Author Archives: Malkie Schwartz

Malkie Schwartz

About Malkie Schwartz

Malkie Schwartz is the Director of the Institute of Southern Jewish Life’s (ISJL) Department of Community Engagement. Malkie joined the ISJL staff in 2009 to complete the mission of the ISJL by ensuring that in addition to educational, cultural and rabbinic opportunities, the ISJL can be a resource to Southern Jewish communities wishing to elevate the role that service plays in Jewish life. Since the department’s launch, the ISJL has introduced T.A.P. (Talk About the Problems), a conflict resolution/peer mediation program; Read, Lead, Succeed, a cross age reading program; and The Health Express, a peer-to-peer health education program, to schools in the Jackson, Mississippi metro area. In addition, the ISJL recently began partnering with a cohort of congregations to begin replicating these initiatives in their own communities.
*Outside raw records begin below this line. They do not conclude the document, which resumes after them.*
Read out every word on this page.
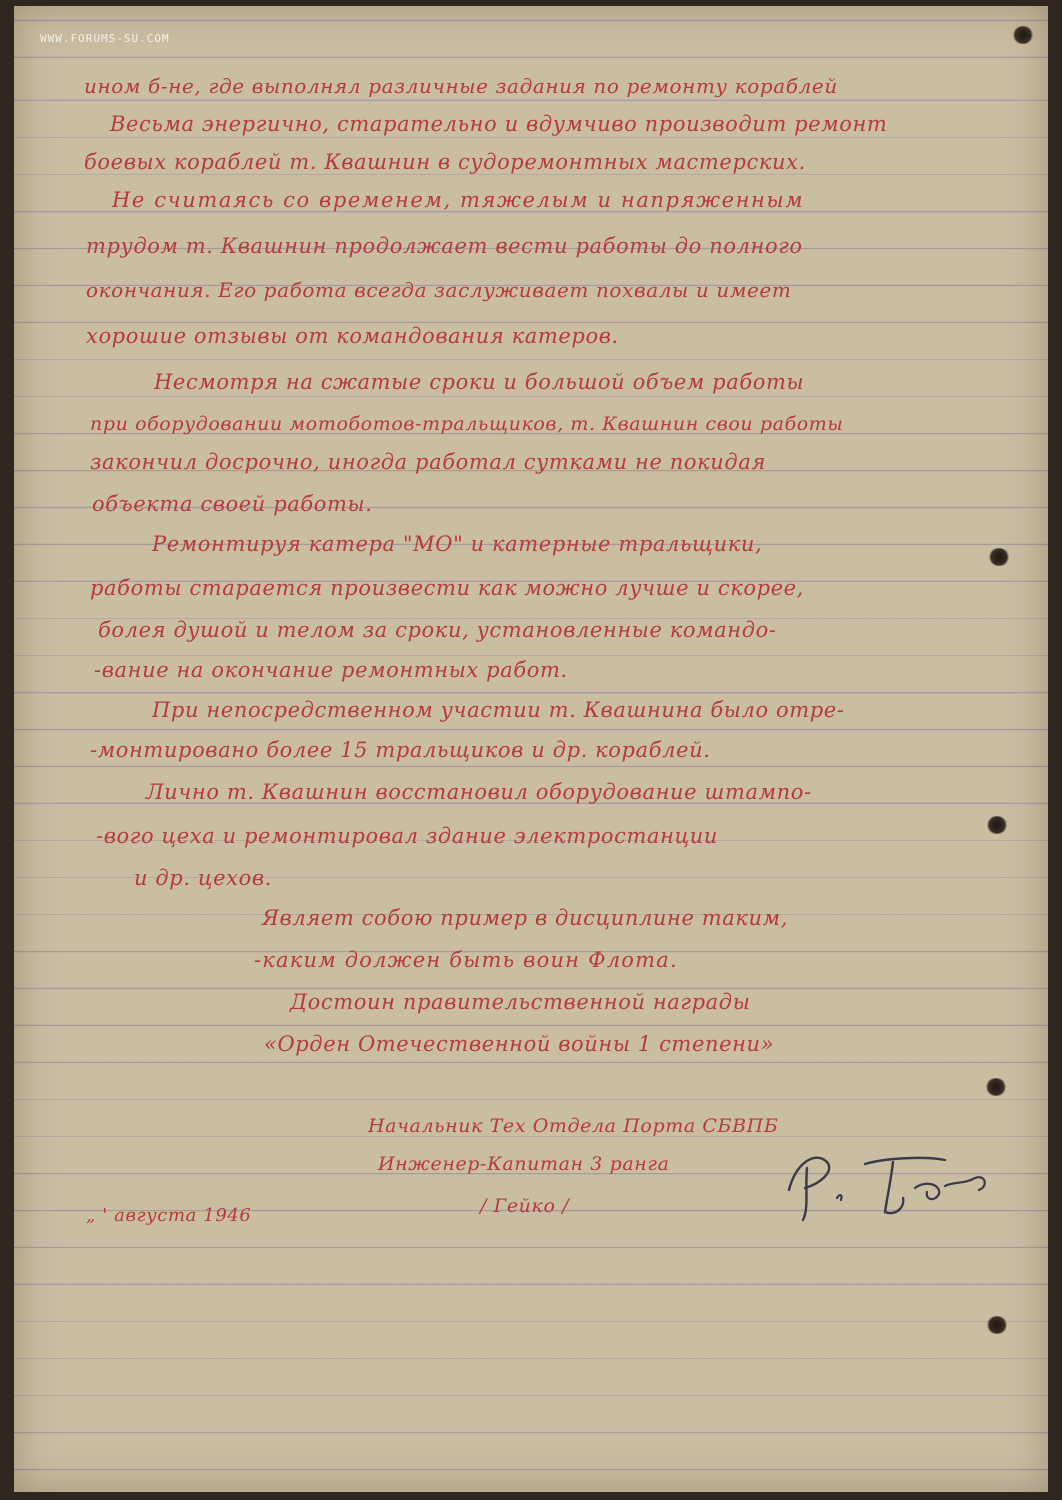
WWW.FORUMS-SU.COM
ином б-не, где выполнял различные задания по ремонту кораблей
Весьма энергично, старательно и вдумчиво производит ремонт
боевых кораблей т. Квашнин в судоремонтных мастерских.
Не считаясь со временем, тяжелым и напряженным
трудом т. Квашнин продолжает вести работы до полного
окончания. Его работа всегда заслуживает похвалы и имеет
хорошие отзывы от командования катеров.
Несмотря на сжатые сроки и большой объем работы
при оборудовании мотоботов-тральщиков, т. Квашнин свои работы
закончил досрочно, иногда работал сутками не покидая
объекта своей работы.
Ремонтируя катера "МО" и катерные тральщики,
работы старается произвести как можно лучше и скорее,
болея душой и телом за сроки, установленные командо-
-вание на окончание ремонтных работ.
При непосредственном участии т. Квашнина было отре-
-монтировано более 15 тральщиков и др. кораблей.
Лично т. Квашнин восстановил оборудование штампо-
-вого цеха и ремонтировал здание электростанции
и др. цехов.
Являет собою пример в дисциплине таким,
-каким должен быть воин Флота.
Достоин правительственной награды
«Орден Отечественной войны 1 степени»
Начальник Тех Отдела Порта СБВПБ
Инженер-Капитан 3 ранга
/ Гейко /
„ ' августа 1946
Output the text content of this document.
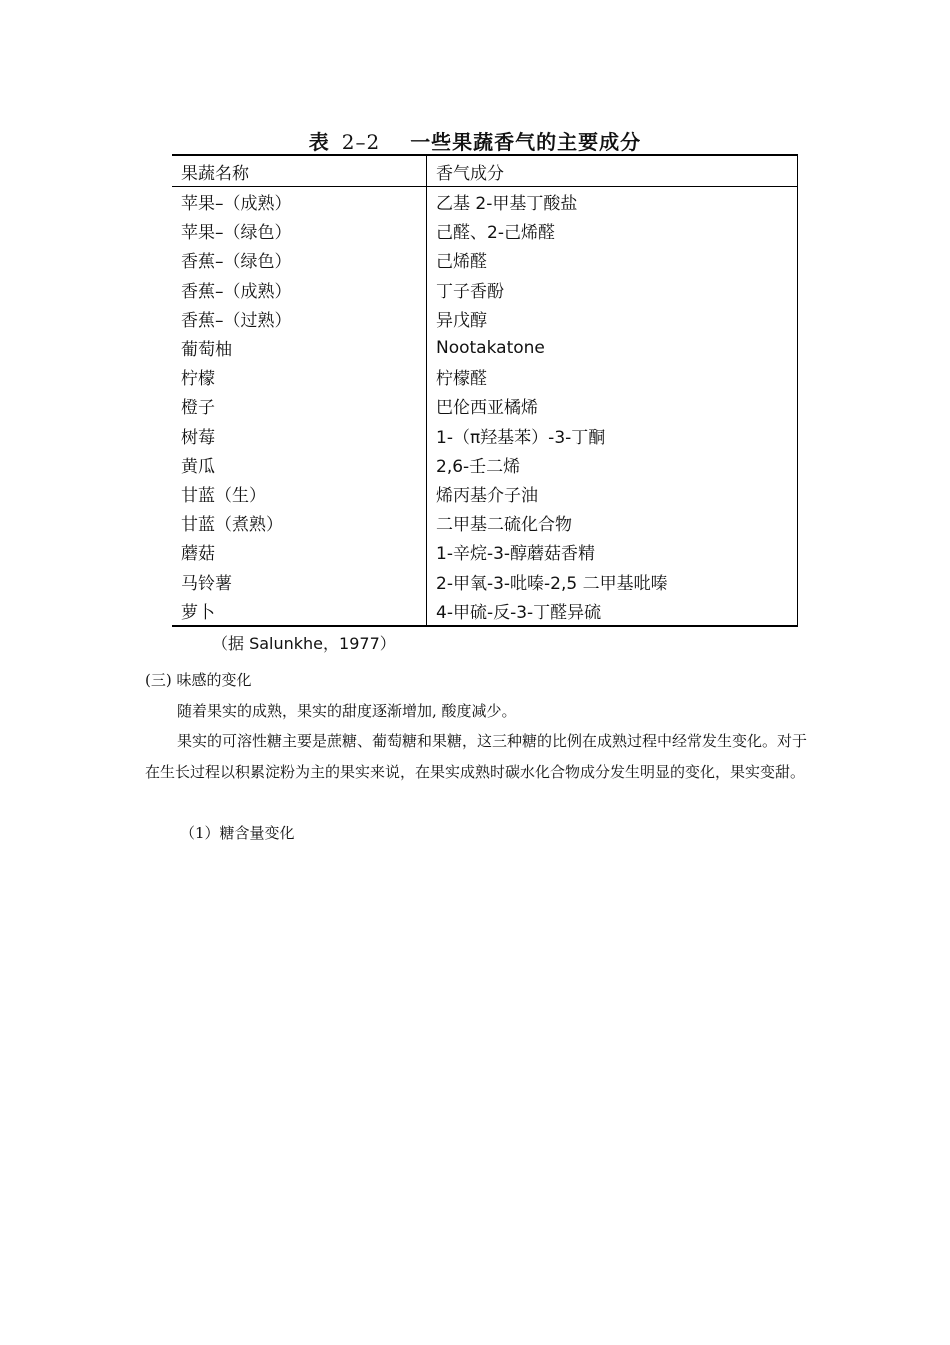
表 2–2 一些果蔬香气的主要成分
果蔬名称	香气成分
苹果–（成熟）	乙基 2-甲基丁酸盐
苹果–（绿色）	己醛、2-己烯醛
香蕉–（绿色）	己烯醛
香蕉–（成熟）	丁子香酚
香蕉–（过熟）	异戊醇
葡萄柚	Nootakatone
柠檬	柠檬醛
橙子	巴伦西亚橘烯
树莓	1-（π羟基苯）-3-丁酮
黄瓜	2,6-壬二烯
甘蓝（生）	烯丙基介子油
甘蓝（煮熟）	二甲基二硫化合物
蘑菇	1-辛烷-3-醇蘑菇香精
马铃薯	2-甲氧-3-吡嗪-2,5 二甲基吡嗪
萝卜	4-甲硫-反-3-丁醛异硫
（据 Salunkhe，1977）
(三) 味感的变化

随着果实的成熟，果实的甜度逐渐增加, 酸度减少。

果实的可溶性糖主要是蔗糖、葡萄糖和果糖，这三种糖的比例在成熟过程中经常发生变化。对于在生长过程以积累淀粉为主的果实来说，在果实成熟时碳水化合物成分发生明显的变化，果实变甜。

（1）糖含量变化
Malkie’s position at the ISJL was preceded by 5 years of experience serving as the founding executive director of Footsteps, a New York City based non-profit organization that provides educational, vocational, social and emotional assistance to people who are seeking to transition from an ultra-orthodox lifestyle into the mainstream world. Malkie is a graduate of Hunter College and Benjamin N. Cardozo School of Law. She is a Repair the World Fellow and currently lives in Jackson, MS. Malkie serves on the board of Jackson 2000, an organization that promotes racial harmony in Jackson.

Moving Mississippi Up

“Where do we start?”

KIDS_COUNT_logo_shakaThat’s a question I hear often from groups of people seeking to make an impact in their community. I can’t ever say I have the answer but I often suggest looking at the data and studying the community’s strengths, weaknesses, opportunities and challenges.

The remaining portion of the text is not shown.